Haimbuchner: Sie ist Privatperson. Das muss sie mit ihrem Gewissen vereinbaren.

Sie sind am 2. April als Obmann der oberösterreichischen FPÖ wiedergewählt worden – mit 93,4 Prozent, 2019 waren es 97,3. Warum jetzt weniger Zuspruch?

Haimbuchner: Jedes Ergebnis über 90 Prozent bei einer geheimen Wahl ist fantastisch. Ich habe zum fünften Mal kandidiert, immer Ergebnisse zwischen 93 und 97 Prozent gehabt. Vielleicht habe ich ja im Vorfeld dieser Wahl jemanden einmal schief angeschaut.

Sie loben die koalitionäre Partnerschaft in Oberösterreich, beklagen die Politik der Türkisen im Bund. Wie geht das zusammen?

Haimbuchner: Man muss zwischen Bundes-, Landesund Kommunalpolitik differenzieren. In Oberösterreich kann ich freiheitliche Werte mit der ÖVP umsetzen.

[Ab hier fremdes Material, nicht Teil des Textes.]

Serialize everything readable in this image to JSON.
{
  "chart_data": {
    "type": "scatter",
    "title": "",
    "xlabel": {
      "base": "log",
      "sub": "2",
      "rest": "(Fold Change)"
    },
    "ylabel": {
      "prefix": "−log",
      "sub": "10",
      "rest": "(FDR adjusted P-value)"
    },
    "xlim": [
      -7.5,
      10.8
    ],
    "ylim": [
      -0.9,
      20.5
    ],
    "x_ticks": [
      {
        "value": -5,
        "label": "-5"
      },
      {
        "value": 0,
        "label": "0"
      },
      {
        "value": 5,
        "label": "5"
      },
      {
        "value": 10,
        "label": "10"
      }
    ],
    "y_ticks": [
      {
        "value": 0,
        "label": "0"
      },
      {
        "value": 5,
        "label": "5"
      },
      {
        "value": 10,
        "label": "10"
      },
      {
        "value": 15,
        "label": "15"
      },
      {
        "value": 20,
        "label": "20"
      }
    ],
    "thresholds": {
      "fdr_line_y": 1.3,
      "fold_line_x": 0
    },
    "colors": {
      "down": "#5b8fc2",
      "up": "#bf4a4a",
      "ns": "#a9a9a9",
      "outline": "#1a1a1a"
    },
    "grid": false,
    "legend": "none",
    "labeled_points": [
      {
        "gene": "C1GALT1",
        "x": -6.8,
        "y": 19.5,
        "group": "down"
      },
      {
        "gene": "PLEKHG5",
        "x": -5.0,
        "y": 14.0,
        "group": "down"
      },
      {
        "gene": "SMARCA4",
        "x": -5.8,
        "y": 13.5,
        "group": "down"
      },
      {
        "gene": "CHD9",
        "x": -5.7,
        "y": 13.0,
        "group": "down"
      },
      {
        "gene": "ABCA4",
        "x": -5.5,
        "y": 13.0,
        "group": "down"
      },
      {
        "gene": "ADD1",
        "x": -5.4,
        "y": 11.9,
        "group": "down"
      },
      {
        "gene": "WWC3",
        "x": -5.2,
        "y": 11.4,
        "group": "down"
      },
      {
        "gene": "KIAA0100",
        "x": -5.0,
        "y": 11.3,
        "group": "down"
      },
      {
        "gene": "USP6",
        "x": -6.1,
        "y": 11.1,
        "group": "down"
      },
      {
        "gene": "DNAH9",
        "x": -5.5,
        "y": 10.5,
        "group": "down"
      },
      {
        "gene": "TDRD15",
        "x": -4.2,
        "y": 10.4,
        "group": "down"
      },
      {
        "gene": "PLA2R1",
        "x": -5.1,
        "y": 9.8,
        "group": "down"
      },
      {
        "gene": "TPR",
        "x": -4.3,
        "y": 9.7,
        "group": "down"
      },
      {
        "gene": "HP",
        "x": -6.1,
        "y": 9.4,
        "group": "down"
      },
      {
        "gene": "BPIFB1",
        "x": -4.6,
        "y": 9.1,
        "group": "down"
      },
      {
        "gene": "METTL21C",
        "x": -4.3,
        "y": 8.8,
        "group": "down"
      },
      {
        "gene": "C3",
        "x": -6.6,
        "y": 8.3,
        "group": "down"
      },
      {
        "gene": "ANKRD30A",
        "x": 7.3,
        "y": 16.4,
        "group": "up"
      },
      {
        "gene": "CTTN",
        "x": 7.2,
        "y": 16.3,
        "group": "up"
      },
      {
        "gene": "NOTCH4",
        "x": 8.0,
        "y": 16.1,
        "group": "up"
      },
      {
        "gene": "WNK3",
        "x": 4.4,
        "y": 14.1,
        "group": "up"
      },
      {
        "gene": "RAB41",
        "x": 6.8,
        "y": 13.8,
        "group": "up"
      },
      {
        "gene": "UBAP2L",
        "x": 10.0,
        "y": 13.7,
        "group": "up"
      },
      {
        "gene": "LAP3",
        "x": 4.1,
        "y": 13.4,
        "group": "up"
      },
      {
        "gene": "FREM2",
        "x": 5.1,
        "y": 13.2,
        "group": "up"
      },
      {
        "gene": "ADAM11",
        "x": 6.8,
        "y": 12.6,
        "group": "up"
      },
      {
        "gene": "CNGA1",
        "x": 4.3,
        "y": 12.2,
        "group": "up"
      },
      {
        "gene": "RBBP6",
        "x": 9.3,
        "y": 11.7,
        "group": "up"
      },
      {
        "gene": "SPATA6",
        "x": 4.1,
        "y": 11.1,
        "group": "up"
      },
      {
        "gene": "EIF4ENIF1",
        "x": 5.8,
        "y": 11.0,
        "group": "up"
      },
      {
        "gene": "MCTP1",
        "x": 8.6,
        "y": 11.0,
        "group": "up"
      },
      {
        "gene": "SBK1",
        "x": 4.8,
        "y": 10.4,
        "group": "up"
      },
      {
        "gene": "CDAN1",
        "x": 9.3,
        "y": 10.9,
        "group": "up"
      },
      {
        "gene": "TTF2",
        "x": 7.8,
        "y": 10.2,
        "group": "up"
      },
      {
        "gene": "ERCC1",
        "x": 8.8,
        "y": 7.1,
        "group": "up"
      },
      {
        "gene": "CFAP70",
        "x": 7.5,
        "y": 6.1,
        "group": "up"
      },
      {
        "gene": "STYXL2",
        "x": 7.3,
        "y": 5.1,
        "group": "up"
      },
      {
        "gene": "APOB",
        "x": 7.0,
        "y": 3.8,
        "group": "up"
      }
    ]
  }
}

Sie haben beim Parteitag einen Gutschein für eine Storchenfeier bekommen, weil Sie wieder Vater werden. Sie waren vor einem Jahr bei einer solchen, nicht Corona-regelkonform, es gab eine Verwaltungsstrafe. Sie hatten Corona, waren auf der Intensivstation. Warum blieb die FPÖ trotzdem bei ihrem Kurs? Hätten Sie ihn geändert? Oder gab es ein Nein von Parteichef Herbert Kickl?

Haimbuchner: Ich habe immer gesagt, dass das Virus gefährlich sein kann – und dass man die Risikogruppen schützen muss. Es ging um Maßnahmenkritik, darum, dass Rechtsstaatlichkeit und Bürgerrechte nicht gewahrt wurden.

Die FPÖ hat sich unter Kickl auf das Corona-Thema verengt. Hat sie sonst nichts zu bieten?

Haimbuchner: Corona hat bei mir einen wichtigen Stellenwert, ist aber nicht alles. Die FPÖ hat sich auch zu anderen Themen geäußert, ist medial damit aber nicht durchgekommen, weil sich alles auf Corona konzentriert hat.

Beim APA/OGM-Vertrauensindex wird Kickl am schlechtesten von allen Bundespolitikern bewertet. Sorgt Sie das für die Partei?

Haimbuchner: Ich schaue mir diese Indizes seit Jahren nicht mehr an. Entscheidend ist der Wahlerfolg.

Laut Umfragen kommt die FPÖ aber nicht voran.

Haimbuchner: Das wird man am Wahlabend sehen. Die Themenlage würde uns liegen: Inflation, Teuerung.

Wie will die FPÖ Wähler, die zu Sebastian Kurz gegangen sind, zurückholen?

Haimbuchner: Durch konsequente, anständige, rechtsliberale Politik.

Die Hofburg-Wahl steht im Herbst an. Die FPÖ wird antreten. Wer sollte für die FPÖ kandidieren? Erneut Norbert Hofer oder Mandatarin Susanne Fürst, wie man aus der Partei hört?

Haimbuchner: Das steht noch nicht fest.

Die übrigen Parteien werden Amtsinhaber Alexander Van der Bellen unterstützen. Die FPÖ wird also nicht reüssieren. Warum dennoch ein Anwärter?

Haimbuchner: Es wäre vermessen, von einem Sieg auszugehen. Die Bürger sollen aber Wahlmöglichkeit haben.

Animositäten zwischen Ihnen und Kickl, zwischen Kickl und Hofer sind spürbar. Oder passt kein Blatt Papier zwischen Sie alle?

Haimbuchner: Die FPÖ ist föderal strukturiert. Es gibt keine ,Message Control‘. Es muss nicht jeder Everybody’s Darling sein. Das ist keine Kaffeeklatsch-Runde. Was zu sagen ist, wird in den Gremien gesagt. Ich bin ein Verantwortungsträger mit klarer Überzeugung.